Self-supervised Learning: Leverages known object models and uses reconstruction loss between input frames and decoded frames from the latent space to guide parameter learning without explicit physical supervision.

Experimental Setup

The experiments evaluate scenarios of pushing an object on a plane, collision between two objects, and sliding down an incline. Each scenario tests the model's ability to learn and predict physical parameters such as mass and friction through video sequences.

Figure 1: 3D visualization of the simulated scenes. Top: block pushed on a flat plane. Middle: block colliding with another block. Bottom: block falling and sliding down on an inclined plane.

Results

Parameter Estimation: The model demonstrates the ability to estimate mass and friction parameters accurately across different scenarios. Supervised learning achieves a higher accuracy compared to self-supervised methods but both are effective in identifying physical properties.
Video Prediction: The network successfully predicts future frames in the video sequences, demonstrating its capacity for scene forecasting in dynamic environments.

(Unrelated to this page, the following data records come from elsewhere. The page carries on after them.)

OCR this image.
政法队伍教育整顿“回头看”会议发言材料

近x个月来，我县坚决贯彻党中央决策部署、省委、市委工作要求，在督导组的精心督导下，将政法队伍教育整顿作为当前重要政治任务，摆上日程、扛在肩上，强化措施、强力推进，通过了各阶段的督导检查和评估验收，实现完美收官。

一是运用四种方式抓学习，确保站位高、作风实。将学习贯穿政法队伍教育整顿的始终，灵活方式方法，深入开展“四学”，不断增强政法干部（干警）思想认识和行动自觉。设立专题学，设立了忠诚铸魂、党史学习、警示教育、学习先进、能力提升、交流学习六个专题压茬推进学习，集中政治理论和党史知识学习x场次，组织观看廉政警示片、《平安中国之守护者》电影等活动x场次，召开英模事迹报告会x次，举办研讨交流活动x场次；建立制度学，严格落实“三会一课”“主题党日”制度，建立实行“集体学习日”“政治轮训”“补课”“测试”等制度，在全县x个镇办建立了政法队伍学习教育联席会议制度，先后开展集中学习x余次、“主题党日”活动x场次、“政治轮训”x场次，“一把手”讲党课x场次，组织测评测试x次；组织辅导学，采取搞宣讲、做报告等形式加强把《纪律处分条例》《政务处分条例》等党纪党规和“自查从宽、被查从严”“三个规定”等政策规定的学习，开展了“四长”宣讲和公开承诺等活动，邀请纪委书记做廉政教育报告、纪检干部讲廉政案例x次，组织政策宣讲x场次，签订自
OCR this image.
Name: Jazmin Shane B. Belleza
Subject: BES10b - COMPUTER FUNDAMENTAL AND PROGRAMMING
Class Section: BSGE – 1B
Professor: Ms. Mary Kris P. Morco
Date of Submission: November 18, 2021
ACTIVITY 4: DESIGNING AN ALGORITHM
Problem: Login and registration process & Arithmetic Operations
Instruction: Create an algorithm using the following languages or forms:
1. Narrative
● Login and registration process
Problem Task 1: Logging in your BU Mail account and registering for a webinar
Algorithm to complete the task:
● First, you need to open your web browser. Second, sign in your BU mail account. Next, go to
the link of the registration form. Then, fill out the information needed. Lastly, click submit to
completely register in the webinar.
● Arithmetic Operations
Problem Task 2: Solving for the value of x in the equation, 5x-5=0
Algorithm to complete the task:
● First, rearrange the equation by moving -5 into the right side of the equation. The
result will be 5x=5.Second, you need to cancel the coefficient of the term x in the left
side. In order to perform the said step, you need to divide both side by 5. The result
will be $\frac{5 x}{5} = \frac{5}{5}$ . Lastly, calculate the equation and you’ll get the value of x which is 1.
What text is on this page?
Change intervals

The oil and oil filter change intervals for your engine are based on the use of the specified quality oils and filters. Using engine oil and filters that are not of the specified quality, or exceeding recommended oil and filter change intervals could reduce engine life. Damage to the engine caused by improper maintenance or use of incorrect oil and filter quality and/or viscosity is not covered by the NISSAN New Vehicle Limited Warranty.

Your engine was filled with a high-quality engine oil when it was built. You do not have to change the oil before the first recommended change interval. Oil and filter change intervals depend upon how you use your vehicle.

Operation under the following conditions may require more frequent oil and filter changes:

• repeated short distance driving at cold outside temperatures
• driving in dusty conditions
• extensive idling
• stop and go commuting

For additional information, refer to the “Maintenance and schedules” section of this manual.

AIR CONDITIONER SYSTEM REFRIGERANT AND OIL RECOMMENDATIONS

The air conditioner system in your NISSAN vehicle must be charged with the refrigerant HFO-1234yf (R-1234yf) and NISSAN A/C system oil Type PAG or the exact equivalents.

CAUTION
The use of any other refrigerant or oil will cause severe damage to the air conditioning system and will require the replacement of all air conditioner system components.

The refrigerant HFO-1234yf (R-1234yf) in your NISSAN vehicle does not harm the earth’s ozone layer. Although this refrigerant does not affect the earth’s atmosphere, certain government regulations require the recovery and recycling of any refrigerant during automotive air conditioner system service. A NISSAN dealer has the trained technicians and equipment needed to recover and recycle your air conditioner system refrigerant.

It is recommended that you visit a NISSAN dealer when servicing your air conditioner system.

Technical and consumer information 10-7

Figure 2: Qualitative video prediction results for block pushing (left) and collision scenarios (right) with our method. Top: simulated images (from left to right frames 0, 30, 60, 120, 180). Middle: predicted images by our approach. Bottom: difference images.

Practical Implications and Future Work

This research bridges the gap between neural video prediction and physics-based modeling, contributing to the development of more explainable AI systems by embedding physical reasoning into video representation learning. The proposed self-supervised learning framework is particularly appealing for applications where labeled physical data is unavailable.

Further investigations could explore extending the self-supervised methodology to real-world data, expanding to more complex 3D dynamics, and improving the generalization of learned models to novel, unseen environments.

Conclusion

The integration of differentiable physics into video representation networks provides a robust framework for learning interpretable physical parameters from video data. This work underscores the potential for combining traditional physics with state-of-the-art AI techniques to enhance scene understanding and prediction, setting a foundation for future research in dynamic video analysis with physics-aware neural networks.